In the k-NN methods, the increasing k decreased the level of error in most of the evaluated variables. On the other hand, each value of k (1, 3, 4, 5) was best for at least one validated feature. However, after 30-year simulation k = 1 never provided the best result but instead, provided most frequently the worst volume estimates. In Holopainen et al. (2009), the best results were generally given by k = 4, but also the applied k = 3 or k = 5 provided the best results for some characteristics. According to review by Chirichi et al. (2016), the most frequently applied values of k were 1, 5, and 10. Maltamo et al. (2009) and Tuominen et al. (2014) ended up using k = 6. Nevertheless, the increasing k also considerably increased the required computational capacity and simulation time with the k-NN_tree methods. The present study found it too time consuming to simulate more than three times (k > 3) the number of trees (N) when generating a dbh distribution: when k was 3, the maximum number of 21,360 trees were simulated for a stand of 6.35 ha for the 3-NN_tree method. Because the results with the k-NN_tree and k-NN_stand methods were close to each other, the practical solution was to use only the k-NN_stand method when k was greater than 3 and generate only N/k trees from each k distribution. By doing so, the number of trees in the simulation was restricted to the number of trees per hectare multiplied with the area of stand compartment. In the case of the present study, the maximum number of simulated trees using the k-NN_stand method was 6,780 trees. Finally, each k species specific stand characteristic was used for the parameter recovery and thus this successfully mimicked the realization of measured trees. Previously, Maltamo and Kangas (1998) found clearly better results with the k-NN empirical distribution (i.e., k-NN_trees) compared with the prediction of Weibull function. However, the applied prediction model for the Weibull distribution (Maltamo 1997) was not as flexible as the parameter recovery method used in this study (see Siipilehto 2022).
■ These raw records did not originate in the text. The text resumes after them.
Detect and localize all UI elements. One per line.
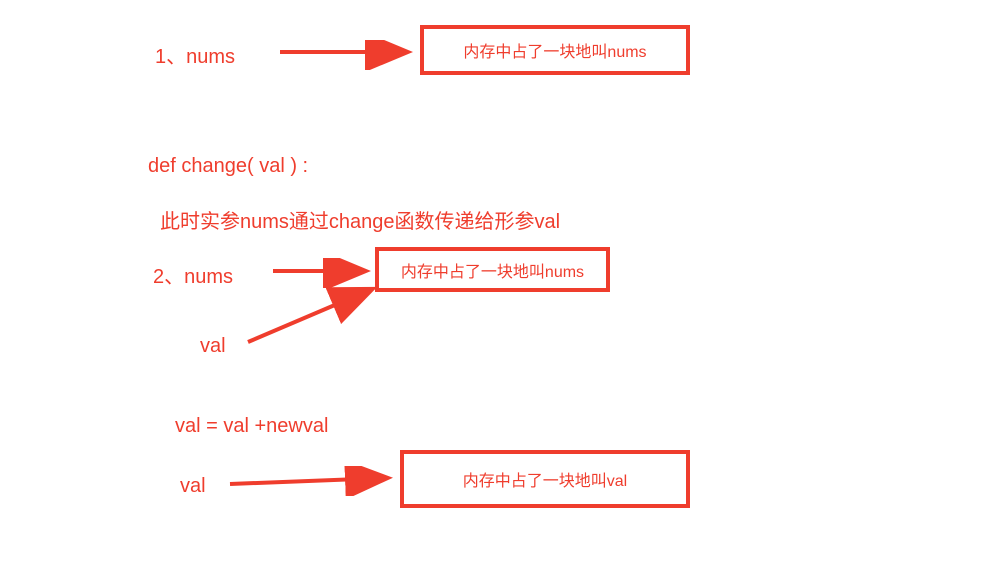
label-2-nums: 2、nums bbox=[153, 260, 233, 289]
box-1-nums-memory: 内存中占了一块地叫nums bbox=[420, 25, 690, 75]
box-3-text: 内存中占了一块地叫val bbox=[463, 467, 627, 491]
label-val: val bbox=[200, 335, 226, 358]
arrow-4 bbox=[225, 466, 400, 496]
def-change-line: def change( val ) : bbox=[148, 155, 308, 178]
box-2-text: 内存中占了一块地叫nums bbox=[401, 258, 584, 282]
assignment-line: val = val +newval bbox=[175, 415, 328, 438]
arrow-1 bbox=[275, 40, 420, 70]
box-3-val-memory: 内存中占了一块地叫val bbox=[400, 450, 690, 508]
label-val-2: val bbox=[180, 475, 206, 498]
box-2-nums-memory: 内存中占了一块地叫nums bbox=[375, 247, 610, 292]
label-1-nums: 1、nums bbox=[155, 40, 235, 69]
arrow-3-diagonal bbox=[240, 282, 385, 352]
box-1-text: 内存中占了一块地叫nums bbox=[463, 38, 646, 62]
description-text: 此时实参nums通过change函数传递给形参val bbox=[160, 205, 560, 234]
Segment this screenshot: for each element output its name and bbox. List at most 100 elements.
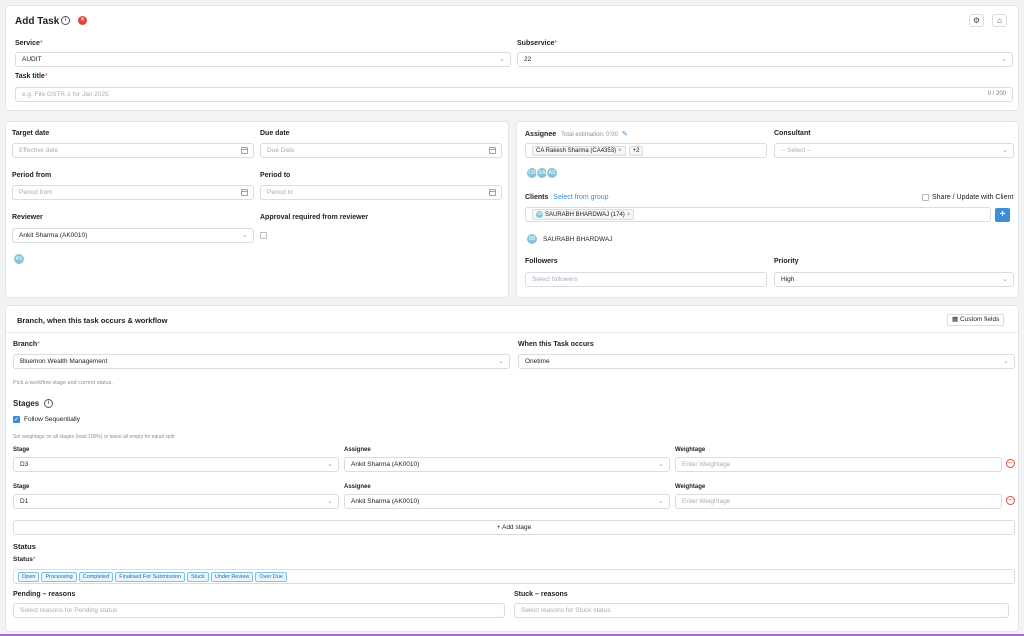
status-tag[interactable]: Completed — [78, 571, 114, 582]
service-select[interactable]: AUDIT ⌄ — [15, 52, 511, 67]
followers-label: Followers — [525, 258, 558, 265]
task-header-card: Add Task i ✕ ⚙ ⌂ Service* AUDIT ⌄ Subserv… — [5, 5, 1019, 111]
assignee-chip: CA Rakesh Sharma (CA4353) × — [532, 145, 626, 156]
stage-select[interactable]: D1 ⌄ — [13, 494, 339, 509]
assignee-more-badge[interactable]: +2 — [628, 145, 644, 156]
assignee-label: Assignee Total estimation: 0:00 ✎ — [525, 131, 628, 138]
reviewer-avatar: AS — [13, 253, 25, 265]
follow-sequentially-checkbox[interactable]: ✓ — [13, 416, 20, 423]
stage-assignee-select[interactable]: Ankit Sharma (AK0010) ⌄ — [344, 494, 670, 509]
status-tags-field[interactable]: Open Processing Completed Finalised For … — [13, 569, 1015, 584]
section-title: Branch, when this task occurs & workflow — [17, 316, 168, 325]
priority-select[interactable]: High ⌄ — [774, 272, 1014, 287]
chevron-down-icon: ⌄ — [658, 498, 664, 505]
approval-checkbox[interactable] — [260, 232, 267, 239]
workflow-card: Branch, when this task occurs & workflow… — [5, 305, 1019, 632]
status-tag[interactable]: Over Due — [255, 571, 287, 582]
priority-label: Priority — [774, 258, 799, 265]
weightage-label: Weightage — [675, 447, 706, 453]
occurs-label: When this Task occurs — [518, 341, 594, 348]
share-client-checkbox[interactable] — [922, 194, 929, 201]
target-date-label: Target date — [12, 130, 50, 137]
clients-select[interactable]: SB SAURABH BHARDWAJ (174) × — [525, 207, 991, 222]
chevron-down-icon: ⌄ — [499, 56, 505, 63]
calendar-icon — [241, 147, 248, 154]
custom-fields-button[interactable]: ▦ Custom fields — [947, 314, 1005, 326]
status-tag[interactable]: Under Review — [210, 571, 254, 582]
close-icon[interactable]: ✕ — [78, 16, 87, 25]
due-date-input[interactable]: Due Date — [260, 143, 502, 158]
chip-remove-icon[interactable]: × — [627, 212, 631, 218]
stage-assignee-label: Assignee — [344, 484, 371, 490]
workflow-hint: Pick a workflow stage and current status… — [13, 380, 113, 386]
stages-title: Stages — [13, 399, 40, 408]
client-chip-avatar: SB — [536, 211, 543, 218]
subservice-select[interactable]: 22 ⌄ — [517, 52, 1013, 67]
follow-sequentially-label: Follow Sequentially — [24, 416, 81, 423]
share-client-label: Share / Update with Client — [932, 194, 1014, 201]
stage-assignee-label: Assignee — [344, 447, 371, 453]
assignee-select[interactable]: CA Rakesh Sharma (CA4353) × +2 — [525, 143, 767, 158]
total-estimation: Total estimation: 0:00 — [561, 132, 618, 138]
section-divider — [6, 332, 1018, 333]
stage-label: Stage — [13, 484, 30, 490]
branch-select[interactable]: Bluemon Wealth Management ⌄ — [13, 354, 510, 369]
branch-label: Branch* — [13, 341, 40, 348]
consultant-select[interactable]: -- Select -- ⌄ — [774, 143, 1014, 158]
stages-info-icon[interactable]: i — [44, 399, 53, 408]
chip-remove-icon[interactable]: × — [618, 148, 622, 154]
reviewer-select[interactable]: Ankit Sharma (AK0010) ⌄ — [12, 228, 254, 243]
occurs-select[interactable]: Onetime ⌄ — [518, 354, 1015, 369]
weightage-input[interactable]: Enter Weightage — [675, 457, 1002, 472]
clients-label: Clients Select from group — [525, 194, 609, 201]
followers-select[interactable]: Select followers — [525, 272, 767, 287]
target-date-input[interactable]: Effective date — [12, 143, 254, 158]
calendar-icon — [241, 189, 248, 196]
period-to-label: Period to — [260, 172, 291, 179]
info-icon[interactable]: i — [61, 16, 70, 25]
select-from-group-link[interactable]: Select from group — [553, 194, 608, 201]
weightage-label: Weightage — [675, 484, 706, 490]
period-from-label: Period from — [12, 172, 52, 179]
chevron-down-icon: ⌄ — [1002, 276, 1008, 283]
approval-label: Approval required from reviewer — [260, 214, 369, 221]
weightage-hint: Set weightage on all stages (total 100%)… — [13, 434, 175, 440]
chevron-down-icon: ⌄ — [242, 232, 248, 239]
add-stage-button[interactable]: + Add stage — [13, 520, 1015, 535]
add-client-button[interactable]: + — [995, 208, 1010, 222]
stage-select[interactable]: D3 ⌄ — [13, 457, 339, 472]
task-title-label: Task title* — [15, 73, 48, 80]
edit-pencil-icon[interactable]: ✎ — [622, 131, 628, 138]
calendar-icon — [489, 147, 496, 154]
consultant-label: Consultant — [774, 130, 811, 137]
home-icon[interactable]: ⌂ — [992, 14, 1007, 27]
chevron-down-icon: ⌄ — [658, 461, 664, 468]
period-from-input[interactable]: Period from — [12, 185, 254, 200]
remove-stage-icon[interactable]: – — [1006, 496, 1015, 505]
page-title: Add Task — [15, 16, 60, 27]
subservice-label: Subservice* — [517, 40, 558, 47]
chevron-down-icon: ⌄ — [1002, 147, 1008, 154]
stuck-reasons-select[interactable]: Select reasons for Stuck status — [514, 603, 1009, 618]
status-tag[interactable]: Open — [18, 571, 40, 582]
pending-reasons-select[interactable]: Select reasons for Pending status — [13, 603, 505, 618]
remove-stage-icon[interactable]: – — [1006, 459, 1015, 468]
client-avatar: SB — [526, 233, 538, 245]
status-tag[interactable]: Finalised For Submission — [115, 571, 186, 582]
period-to-input[interactable]: Period to — [260, 185, 502, 200]
due-date-label: Due date — [260, 130, 290, 137]
dates-card: Target date Effective date Due date Due … — [5, 121, 509, 298]
status-tag[interactable]: Processing — [41, 571, 77, 582]
assignee-avatar-3: AS — [546, 167, 558, 179]
chevron-down-icon: ⌄ — [327, 498, 333, 505]
chevron-down-icon: ⌄ — [327, 461, 333, 468]
service-label: Service* — [15, 40, 43, 47]
status-tag[interactable]: Stuck — [187, 571, 209, 582]
chevron-down-icon: ⌄ — [1003, 358, 1009, 365]
stage-assignee-select[interactable]: Ankit Sharma (AK0010) ⌄ — [344, 457, 670, 472]
task-title-input[interactable]: e.g. File GSTR-1 for Jan 2025 0 / 200 — [15, 87, 1013, 102]
chevron-down-icon: ⌄ — [498, 358, 504, 365]
calendar-icon — [489, 189, 496, 196]
settings-gear-icon[interactable]: ⚙ — [969, 14, 984, 27]
weightage-input[interactable]: Enter Weightage — [675, 494, 1002, 509]
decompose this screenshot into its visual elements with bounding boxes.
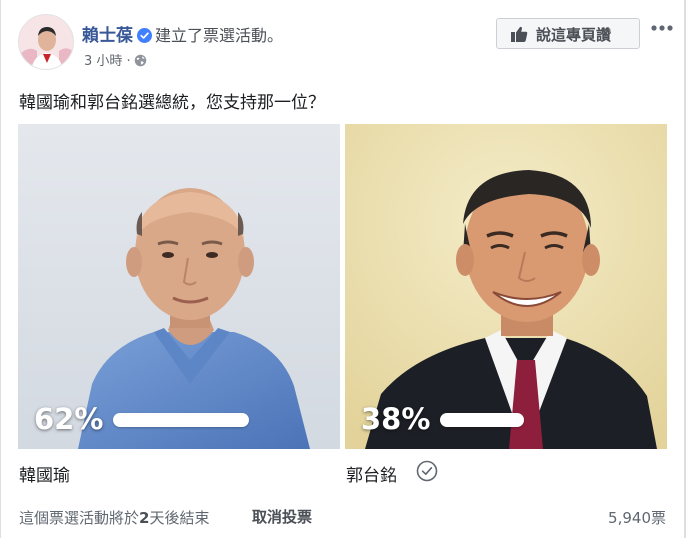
end-note-prefix: 這個票選活動將於 — [19, 509, 140, 527]
thumbs-up-icon — [511, 26, 528, 42]
avatar-photo — [19, 15, 73, 69]
vote-count[interactable]: 5,940票 — [608, 507, 666, 528]
poll-question: 韓國瑜和郭台銘選總統，您支持那一位？ — [19, 93, 325, 113]
like-page-button[interactable]: 說這專頁讚 — [496, 18, 640, 49]
poll-result-bar — [113, 413, 249, 427]
post-header: 賴士葆 建立了票選活動。 3 小時 · 說這專頁讚 — [16, 12, 674, 72]
poster-name[interactable]: 賴士葆 — [82, 26, 133, 46]
card-border-left — [0, 0, 1, 538]
poll-end-note: 這個票選活動將於2天後結束 — [19, 507, 209, 528]
end-note-days: 2 — [139, 509, 150, 527]
vote-check-icon — [416, 460, 438, 482]
poll-option-han[interactable]: 62% — [18, 124, 340, 449]
avatar[interactable] — [18, 14, 74, 70]
post-title-line: 賴士葆 建立了票選活動。 — [82, 21, 283, 46]
poll-option-gou[interactable]: 38% — [345, 124, 667, 449]
poll-percent: 38% — [361, 402, 431, 436]
like-page-label: 說這專頁讚 — [536, 26, 612, 44]
poll-option-name[interactable]: 郭台銘 — [346, 461, 397, 486]
poll-result-bar — [440, 413, 524, 427]
end-note-suffix: 天後結束 — [149, 509, 210, 527]
poll-option-name[interactable]: 韓國瑜 — [19, 461, 70, 486]
post-meta: 3 小時 · — [84, 50, 147, 69]
cancel-vote-link[interactable]: 取消投票 — [252, 506, 312, 527]
globe-icon[interactable] — [134, 54, 147, 67]
portrait-han-kuo-yu — [18, 124, 340, 449]
poll-percent: 62% — [34, 402, 104, 436]
more-options-icon[interactable] — [650, 16, 674, 40]
portrait-terry-gou — [345, 124, 667, 449]
post-action-text: 建立了票選活動。 — [155, 26, 284, 45]
verified-badge-icon — [137, 28, 152, 43]
post-timestamp[interactable]: 3 小時 — [84, 54, 122, 69]
meta-separator: · — [126, 54, 131, 69]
The stand development was simulated over time and the effects of biases was compared in the initial stand structure by the different prediction methods. The 30-year simulation showed that differences between the prediction methods occur as long as the initial state has some influence on stand development, though selecting the prediction method for the initial stand became less significant over time. Even though the rank between the methods did not change much over time, the differences between the methods decreased. Similar results have been reported by Siipilehto (1999), Kangas and Maltamo (2003) and Mäkinen et al. (2010), with the reason most likely due to the feature that individual tree models predict higher diameter growth and less mortality for stands in which stocking level were initially underestimated and vice versa. If the initial state was accurate, the differences could even increase during simulation. Accordingly, Kangas and Maltamo (2003) noticed that a calibrated, more accurate initial state did not improve the accuracy of the predicted future volumes after simulation. The simulations of this study were carried out without intermediate disturbances, e.g., thinnings or damage, which would further reduce the effect of the predicted initial state on stand development. Thus, the selection of the prediction method can be made according to convenience to handle the data.